Thanks, and yes, I agree. I'm still at the 'Rachels' level of the Philosophy of Morality but I find it fascinating. I'm a fan of Virtue theory, even though it's incomplete and has flaws, I like the idea of just being nice, but 100% that's a luxury you can only afford in a civilization with a high level of personal safety and security. If I were fighting for my survival, 'nice' would go right out of the window.
Quote:
Originally Posted by tame_deuces
If we think like an insurance company (which might be a bit cold, but they are very good at calculating these things down to numbers) the college senior has the "highest value". If we think from "our" cultural values, we often see the child has having the highest value, while we have a tendency to look at the elderly as "past their worth".
Yeah, but an elderly person, with a lifetime of accumulated experience and knowledge may in fact have great value to some societies or contexts where their limited life span wasn't an issue.

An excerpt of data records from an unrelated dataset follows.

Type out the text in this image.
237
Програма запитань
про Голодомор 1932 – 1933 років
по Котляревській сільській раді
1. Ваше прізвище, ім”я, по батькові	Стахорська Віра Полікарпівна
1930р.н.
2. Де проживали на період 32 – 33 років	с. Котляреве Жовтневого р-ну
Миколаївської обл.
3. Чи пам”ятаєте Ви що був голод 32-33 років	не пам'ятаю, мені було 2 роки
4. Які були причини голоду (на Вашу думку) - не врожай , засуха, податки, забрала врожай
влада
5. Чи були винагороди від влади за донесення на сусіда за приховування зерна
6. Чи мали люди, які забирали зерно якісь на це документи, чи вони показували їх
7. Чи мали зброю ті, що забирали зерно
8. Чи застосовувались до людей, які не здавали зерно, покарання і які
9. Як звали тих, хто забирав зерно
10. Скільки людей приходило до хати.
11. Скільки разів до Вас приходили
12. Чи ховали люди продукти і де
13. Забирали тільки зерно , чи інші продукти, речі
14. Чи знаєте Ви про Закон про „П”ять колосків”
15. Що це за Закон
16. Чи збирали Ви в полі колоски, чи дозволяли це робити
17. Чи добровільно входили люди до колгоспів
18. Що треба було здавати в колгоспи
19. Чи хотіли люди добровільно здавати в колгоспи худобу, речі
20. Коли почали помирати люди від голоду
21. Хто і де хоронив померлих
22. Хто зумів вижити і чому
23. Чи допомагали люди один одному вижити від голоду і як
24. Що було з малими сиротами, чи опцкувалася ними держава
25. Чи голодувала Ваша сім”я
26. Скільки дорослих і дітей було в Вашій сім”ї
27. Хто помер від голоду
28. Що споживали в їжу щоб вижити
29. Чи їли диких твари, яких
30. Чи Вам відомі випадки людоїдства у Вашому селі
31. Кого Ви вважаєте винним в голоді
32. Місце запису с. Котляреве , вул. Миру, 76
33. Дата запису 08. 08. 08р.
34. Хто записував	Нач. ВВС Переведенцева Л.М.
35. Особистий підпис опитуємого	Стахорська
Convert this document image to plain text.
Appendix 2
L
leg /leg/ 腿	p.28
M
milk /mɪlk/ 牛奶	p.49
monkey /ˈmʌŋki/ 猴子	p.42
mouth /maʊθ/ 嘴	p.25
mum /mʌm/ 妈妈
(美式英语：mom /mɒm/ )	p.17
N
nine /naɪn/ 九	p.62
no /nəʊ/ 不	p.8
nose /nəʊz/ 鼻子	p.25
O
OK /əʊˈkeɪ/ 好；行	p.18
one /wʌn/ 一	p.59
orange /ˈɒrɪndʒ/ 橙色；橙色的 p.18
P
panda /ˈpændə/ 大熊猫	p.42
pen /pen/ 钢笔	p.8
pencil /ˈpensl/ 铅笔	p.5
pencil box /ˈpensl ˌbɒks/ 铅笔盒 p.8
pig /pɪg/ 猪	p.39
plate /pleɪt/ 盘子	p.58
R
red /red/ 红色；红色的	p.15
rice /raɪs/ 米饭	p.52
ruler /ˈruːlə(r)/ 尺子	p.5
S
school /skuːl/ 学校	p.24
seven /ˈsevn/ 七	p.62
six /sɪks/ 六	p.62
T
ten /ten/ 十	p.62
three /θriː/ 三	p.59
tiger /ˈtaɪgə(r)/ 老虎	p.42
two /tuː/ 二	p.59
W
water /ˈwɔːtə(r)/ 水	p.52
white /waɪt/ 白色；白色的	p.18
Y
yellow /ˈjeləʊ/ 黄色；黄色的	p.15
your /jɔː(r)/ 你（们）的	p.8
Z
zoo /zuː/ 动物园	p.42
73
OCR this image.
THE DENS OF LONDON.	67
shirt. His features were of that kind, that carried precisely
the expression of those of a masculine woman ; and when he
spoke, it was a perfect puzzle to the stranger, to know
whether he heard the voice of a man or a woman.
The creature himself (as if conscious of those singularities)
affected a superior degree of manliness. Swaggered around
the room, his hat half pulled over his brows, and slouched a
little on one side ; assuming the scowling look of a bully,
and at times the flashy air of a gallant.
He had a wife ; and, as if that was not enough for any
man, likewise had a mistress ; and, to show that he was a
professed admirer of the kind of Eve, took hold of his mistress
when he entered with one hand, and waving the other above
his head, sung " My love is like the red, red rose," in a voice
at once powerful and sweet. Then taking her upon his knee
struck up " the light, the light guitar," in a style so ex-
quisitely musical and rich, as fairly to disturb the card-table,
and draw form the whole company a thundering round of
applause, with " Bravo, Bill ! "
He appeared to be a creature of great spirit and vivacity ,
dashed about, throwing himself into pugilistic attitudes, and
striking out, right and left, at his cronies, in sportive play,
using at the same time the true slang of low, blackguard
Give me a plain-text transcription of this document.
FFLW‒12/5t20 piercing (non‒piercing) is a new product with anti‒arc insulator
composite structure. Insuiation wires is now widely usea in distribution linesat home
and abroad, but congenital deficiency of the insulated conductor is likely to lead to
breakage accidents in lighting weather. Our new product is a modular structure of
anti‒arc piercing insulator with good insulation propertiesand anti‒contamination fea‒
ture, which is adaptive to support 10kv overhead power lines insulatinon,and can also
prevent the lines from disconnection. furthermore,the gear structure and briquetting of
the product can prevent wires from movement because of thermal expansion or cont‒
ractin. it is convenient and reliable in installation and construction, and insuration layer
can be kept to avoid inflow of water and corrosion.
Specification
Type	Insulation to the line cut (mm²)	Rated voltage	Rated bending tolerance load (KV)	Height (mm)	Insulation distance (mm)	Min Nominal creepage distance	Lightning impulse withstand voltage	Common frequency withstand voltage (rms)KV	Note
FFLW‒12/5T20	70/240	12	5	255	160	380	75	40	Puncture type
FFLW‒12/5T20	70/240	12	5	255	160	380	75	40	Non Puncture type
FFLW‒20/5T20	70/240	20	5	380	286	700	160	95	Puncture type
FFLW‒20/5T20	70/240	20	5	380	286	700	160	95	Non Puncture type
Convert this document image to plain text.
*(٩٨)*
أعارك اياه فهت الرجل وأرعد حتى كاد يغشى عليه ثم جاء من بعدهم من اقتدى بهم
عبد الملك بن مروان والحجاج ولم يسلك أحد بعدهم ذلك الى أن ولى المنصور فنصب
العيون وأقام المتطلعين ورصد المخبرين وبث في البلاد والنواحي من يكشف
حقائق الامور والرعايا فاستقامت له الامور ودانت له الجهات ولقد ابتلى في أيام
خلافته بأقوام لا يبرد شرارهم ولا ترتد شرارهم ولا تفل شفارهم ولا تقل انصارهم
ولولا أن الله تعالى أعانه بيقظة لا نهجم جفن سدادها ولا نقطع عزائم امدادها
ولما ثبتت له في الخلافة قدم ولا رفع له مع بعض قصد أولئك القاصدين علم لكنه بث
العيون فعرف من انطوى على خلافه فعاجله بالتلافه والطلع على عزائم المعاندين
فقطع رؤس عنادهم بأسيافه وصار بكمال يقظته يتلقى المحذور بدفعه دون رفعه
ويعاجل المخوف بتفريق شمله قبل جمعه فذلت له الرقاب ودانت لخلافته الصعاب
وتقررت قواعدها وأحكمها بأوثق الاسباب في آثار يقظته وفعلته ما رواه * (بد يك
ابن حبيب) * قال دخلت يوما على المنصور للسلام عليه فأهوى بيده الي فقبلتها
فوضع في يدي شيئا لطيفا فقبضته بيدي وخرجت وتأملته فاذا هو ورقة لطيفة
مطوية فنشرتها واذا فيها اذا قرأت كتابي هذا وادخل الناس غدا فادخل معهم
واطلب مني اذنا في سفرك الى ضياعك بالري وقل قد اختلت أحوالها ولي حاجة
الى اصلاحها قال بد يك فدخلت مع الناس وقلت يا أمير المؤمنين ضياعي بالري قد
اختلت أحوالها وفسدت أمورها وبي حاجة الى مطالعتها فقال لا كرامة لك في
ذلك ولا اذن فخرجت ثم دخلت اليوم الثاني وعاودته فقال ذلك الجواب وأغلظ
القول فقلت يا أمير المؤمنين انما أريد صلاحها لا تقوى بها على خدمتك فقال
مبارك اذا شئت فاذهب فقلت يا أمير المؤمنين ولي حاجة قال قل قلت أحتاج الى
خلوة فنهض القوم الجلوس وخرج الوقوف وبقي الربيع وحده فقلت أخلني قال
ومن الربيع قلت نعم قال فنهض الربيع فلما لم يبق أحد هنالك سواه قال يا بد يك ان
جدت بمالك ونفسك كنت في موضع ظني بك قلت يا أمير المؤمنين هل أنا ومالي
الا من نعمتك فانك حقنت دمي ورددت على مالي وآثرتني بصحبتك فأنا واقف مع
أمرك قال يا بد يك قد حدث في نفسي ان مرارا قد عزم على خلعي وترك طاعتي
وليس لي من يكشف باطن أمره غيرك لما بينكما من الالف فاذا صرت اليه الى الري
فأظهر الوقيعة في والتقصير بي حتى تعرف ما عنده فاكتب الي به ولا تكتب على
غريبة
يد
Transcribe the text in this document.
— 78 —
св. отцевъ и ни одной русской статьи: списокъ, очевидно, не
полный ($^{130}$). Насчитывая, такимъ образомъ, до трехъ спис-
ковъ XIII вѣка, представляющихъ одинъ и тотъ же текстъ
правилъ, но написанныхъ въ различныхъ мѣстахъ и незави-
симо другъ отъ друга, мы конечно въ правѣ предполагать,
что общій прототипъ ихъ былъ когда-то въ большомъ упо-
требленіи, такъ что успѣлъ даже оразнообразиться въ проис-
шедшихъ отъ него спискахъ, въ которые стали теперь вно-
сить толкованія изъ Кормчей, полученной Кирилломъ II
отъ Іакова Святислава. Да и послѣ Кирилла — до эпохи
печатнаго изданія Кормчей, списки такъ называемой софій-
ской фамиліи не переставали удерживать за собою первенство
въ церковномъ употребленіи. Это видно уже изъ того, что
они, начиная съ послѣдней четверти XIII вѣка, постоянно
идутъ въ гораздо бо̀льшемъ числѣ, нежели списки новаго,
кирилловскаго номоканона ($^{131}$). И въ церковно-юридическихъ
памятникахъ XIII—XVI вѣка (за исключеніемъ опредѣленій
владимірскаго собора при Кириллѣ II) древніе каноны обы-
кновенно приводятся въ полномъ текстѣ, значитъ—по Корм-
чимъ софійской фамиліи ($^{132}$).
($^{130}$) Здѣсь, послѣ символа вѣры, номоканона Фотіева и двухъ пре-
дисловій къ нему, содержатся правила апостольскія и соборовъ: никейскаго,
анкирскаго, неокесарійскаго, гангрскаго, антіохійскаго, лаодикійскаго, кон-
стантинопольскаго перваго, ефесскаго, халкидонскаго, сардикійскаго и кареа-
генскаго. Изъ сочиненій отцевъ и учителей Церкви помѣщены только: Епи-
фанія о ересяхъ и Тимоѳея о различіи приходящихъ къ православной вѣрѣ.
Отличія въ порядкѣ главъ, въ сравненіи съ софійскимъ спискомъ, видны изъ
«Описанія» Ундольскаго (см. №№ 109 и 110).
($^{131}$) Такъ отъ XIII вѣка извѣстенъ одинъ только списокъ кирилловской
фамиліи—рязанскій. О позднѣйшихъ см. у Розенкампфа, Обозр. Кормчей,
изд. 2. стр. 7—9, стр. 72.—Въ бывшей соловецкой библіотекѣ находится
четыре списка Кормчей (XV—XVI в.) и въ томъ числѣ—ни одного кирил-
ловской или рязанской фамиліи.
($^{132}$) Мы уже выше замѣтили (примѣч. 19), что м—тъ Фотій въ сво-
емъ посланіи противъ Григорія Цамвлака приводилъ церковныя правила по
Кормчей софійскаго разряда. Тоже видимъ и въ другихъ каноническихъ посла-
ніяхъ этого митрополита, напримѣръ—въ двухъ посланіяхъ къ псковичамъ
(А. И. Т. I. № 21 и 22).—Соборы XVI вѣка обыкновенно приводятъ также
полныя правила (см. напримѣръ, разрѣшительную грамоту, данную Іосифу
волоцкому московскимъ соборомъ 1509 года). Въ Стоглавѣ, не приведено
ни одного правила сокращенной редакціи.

On paper though, I choose the college senior.
So, where does that leave us? I don't believe that morals are relative because that way they could never improve and we could never question the morals of another society if they worked for that society, but we need something better than that. Sometimes I envy theists their moral certainty. It might surprise Zumby to know that his arguments in the thread where I talked about it being morally wrong for Christians to urge their beliefs on their children, have caused me to back away from that position. I'm still not a consequentialist though.